Sergei supposedly works as an accountant at the Atlas Park Hotel in Midtown. Though that is dubious. He pays for her classes, her rent in the shared apartment, he pretty much pays for everything. He loves her too much to be a legitimate sponsor.
Now no one wants to believe they are exploited, or being manipulated. No one likes to be deceived, you want to get what you paid for, you want out more than you put in, this is capitalism. Exponential reward for diminishing volume of work.
“I worry that in your desire to please your clients you take on dimensions that are unhealthy.

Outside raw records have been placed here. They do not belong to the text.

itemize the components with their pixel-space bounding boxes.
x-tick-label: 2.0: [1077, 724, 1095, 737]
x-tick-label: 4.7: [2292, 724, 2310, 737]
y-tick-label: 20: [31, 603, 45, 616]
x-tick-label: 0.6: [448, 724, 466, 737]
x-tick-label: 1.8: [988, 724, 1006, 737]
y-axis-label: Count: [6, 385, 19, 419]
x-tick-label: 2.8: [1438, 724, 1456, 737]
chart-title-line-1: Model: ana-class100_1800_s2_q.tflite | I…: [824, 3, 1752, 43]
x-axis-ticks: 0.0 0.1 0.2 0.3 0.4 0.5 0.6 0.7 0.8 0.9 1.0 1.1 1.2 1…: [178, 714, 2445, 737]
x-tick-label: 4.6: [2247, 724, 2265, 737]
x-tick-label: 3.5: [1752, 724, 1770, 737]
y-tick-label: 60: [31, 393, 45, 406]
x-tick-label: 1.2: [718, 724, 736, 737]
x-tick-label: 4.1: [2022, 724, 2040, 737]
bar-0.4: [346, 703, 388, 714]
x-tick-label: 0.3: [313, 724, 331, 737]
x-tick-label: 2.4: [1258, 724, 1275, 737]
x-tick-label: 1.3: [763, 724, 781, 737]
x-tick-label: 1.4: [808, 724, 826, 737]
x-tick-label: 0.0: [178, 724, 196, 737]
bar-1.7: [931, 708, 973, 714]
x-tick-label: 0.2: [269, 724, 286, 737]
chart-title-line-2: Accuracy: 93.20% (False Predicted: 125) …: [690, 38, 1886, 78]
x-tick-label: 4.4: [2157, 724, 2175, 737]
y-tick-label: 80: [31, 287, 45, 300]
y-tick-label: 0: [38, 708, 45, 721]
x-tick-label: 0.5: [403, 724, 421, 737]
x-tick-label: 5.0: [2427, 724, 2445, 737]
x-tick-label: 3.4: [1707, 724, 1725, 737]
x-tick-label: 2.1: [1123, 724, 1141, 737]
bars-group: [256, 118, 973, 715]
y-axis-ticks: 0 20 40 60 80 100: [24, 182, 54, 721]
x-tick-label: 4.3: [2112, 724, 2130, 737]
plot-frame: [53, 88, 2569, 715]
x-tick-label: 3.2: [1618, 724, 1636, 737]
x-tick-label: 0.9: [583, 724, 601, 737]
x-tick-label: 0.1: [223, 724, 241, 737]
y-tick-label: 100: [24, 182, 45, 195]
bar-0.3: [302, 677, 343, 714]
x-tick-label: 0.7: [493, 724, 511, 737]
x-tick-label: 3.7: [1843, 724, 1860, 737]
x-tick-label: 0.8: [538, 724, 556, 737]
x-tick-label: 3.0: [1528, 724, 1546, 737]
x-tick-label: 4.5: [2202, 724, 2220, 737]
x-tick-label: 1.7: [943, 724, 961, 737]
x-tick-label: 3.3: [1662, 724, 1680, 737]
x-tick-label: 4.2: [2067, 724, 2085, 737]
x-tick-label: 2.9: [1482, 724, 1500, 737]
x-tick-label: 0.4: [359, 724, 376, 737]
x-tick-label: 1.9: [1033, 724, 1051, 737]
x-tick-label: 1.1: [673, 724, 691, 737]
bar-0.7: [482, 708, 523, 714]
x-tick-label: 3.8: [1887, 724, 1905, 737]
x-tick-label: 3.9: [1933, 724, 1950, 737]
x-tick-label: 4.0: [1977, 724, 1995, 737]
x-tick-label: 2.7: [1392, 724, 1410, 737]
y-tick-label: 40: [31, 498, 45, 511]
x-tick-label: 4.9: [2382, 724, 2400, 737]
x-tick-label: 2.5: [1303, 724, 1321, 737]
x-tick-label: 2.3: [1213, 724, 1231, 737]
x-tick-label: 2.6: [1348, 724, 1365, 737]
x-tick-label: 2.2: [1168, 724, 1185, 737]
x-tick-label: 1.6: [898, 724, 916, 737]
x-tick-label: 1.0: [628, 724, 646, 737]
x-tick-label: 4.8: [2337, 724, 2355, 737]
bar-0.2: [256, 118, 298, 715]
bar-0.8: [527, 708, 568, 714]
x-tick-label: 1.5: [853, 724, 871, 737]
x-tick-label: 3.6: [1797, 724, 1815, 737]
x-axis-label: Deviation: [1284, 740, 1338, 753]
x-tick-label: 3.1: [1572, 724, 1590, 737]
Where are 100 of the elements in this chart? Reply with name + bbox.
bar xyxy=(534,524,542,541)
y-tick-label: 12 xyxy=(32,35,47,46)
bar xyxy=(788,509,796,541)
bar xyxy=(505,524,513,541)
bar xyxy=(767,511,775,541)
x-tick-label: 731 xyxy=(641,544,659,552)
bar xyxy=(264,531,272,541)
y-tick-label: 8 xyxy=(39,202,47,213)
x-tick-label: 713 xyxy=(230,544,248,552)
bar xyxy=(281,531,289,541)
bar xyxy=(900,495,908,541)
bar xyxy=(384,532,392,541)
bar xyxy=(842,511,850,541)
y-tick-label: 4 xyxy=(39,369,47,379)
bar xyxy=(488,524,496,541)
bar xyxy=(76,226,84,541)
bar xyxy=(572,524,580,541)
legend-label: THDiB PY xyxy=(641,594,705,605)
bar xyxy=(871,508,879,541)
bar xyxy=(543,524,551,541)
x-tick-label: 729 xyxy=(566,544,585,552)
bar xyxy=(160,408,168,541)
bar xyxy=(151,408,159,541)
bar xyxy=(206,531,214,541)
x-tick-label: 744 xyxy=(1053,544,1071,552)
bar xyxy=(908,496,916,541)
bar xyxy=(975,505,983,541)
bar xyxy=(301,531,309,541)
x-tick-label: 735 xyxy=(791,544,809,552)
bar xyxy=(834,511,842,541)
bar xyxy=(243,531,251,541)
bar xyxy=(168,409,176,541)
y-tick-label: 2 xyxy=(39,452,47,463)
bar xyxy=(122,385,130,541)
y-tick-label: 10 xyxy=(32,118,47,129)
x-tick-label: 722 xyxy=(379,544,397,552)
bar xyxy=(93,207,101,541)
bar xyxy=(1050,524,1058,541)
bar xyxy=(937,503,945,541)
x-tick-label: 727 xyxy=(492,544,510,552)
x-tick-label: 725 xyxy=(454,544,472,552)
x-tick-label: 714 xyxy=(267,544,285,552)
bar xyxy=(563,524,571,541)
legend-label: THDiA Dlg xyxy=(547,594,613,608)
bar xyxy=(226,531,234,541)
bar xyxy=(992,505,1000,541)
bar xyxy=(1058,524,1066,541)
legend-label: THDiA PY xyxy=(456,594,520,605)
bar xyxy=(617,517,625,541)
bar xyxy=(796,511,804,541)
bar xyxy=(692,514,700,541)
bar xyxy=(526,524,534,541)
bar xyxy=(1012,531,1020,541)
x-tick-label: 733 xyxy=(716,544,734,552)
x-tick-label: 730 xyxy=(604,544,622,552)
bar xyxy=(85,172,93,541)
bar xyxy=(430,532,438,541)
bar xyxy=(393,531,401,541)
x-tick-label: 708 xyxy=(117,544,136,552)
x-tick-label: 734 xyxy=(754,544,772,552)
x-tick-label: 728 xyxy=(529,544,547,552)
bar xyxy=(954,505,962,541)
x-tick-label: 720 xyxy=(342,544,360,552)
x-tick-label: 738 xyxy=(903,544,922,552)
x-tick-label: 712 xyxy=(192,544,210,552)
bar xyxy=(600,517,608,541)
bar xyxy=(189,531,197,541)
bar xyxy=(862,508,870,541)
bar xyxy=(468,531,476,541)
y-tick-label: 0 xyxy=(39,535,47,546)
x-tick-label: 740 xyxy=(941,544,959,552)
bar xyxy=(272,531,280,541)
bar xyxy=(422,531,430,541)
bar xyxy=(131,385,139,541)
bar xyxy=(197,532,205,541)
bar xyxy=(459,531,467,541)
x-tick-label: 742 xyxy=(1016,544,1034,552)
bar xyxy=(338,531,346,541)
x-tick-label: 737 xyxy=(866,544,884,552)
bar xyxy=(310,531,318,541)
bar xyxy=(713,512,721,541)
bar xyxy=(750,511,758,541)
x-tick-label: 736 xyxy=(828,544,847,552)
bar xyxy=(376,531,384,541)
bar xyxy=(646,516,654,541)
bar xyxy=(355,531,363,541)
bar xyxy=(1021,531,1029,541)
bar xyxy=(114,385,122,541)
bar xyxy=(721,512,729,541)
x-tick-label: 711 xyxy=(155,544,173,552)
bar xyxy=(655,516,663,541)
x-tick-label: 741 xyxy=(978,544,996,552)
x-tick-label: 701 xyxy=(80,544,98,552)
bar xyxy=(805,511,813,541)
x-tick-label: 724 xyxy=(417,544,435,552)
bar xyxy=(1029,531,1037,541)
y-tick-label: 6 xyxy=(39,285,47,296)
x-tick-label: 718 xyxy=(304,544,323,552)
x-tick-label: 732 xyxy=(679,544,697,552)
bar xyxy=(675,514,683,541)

And I mean not say this so boldly, you must consider your own health and longevity above the peering eyes and thick wallet of the fans,” Dmitry Khulushin her top sponsor wrote.
What a stupid, almost Ivoryish thing to say, she thought looking at this message from the Atlas Park Hotel. I am adored exactly how I am. In all my skinny and all my round. I will make someone send my favorite dumplings, she says. Or roses, or new victory bras for my big and beautiful, you know. Maybe Red bottoms, also a new puppy. New Years is coming, options, so many options. Hopefully a brand new life, in a brand new time and place. In a brand new life, everything could be okay. It would all be simply amazing. Should the impossible become possible, the untrue become true and the nightmare somehow transmogrify into a happy dream.
“I’ll tell you what though. Whatever they do, did, are still gonna do to me. My sisters had it much worse in long run. Because I was eventually allowed to die. They both had to live with what out father was capable of.”
If I give in and I marry Dmitry I can move to the City and put all this ugliness behind me. He will be able to secure me. Stupid people say that money cannot ever buy happiness. But it certainly can buy one options. Thus, with many options you can get about as close to happy as human life can get. But when you are cold and hungry and have no green card. Both options and happiness are abstracts. First comes security at all costs.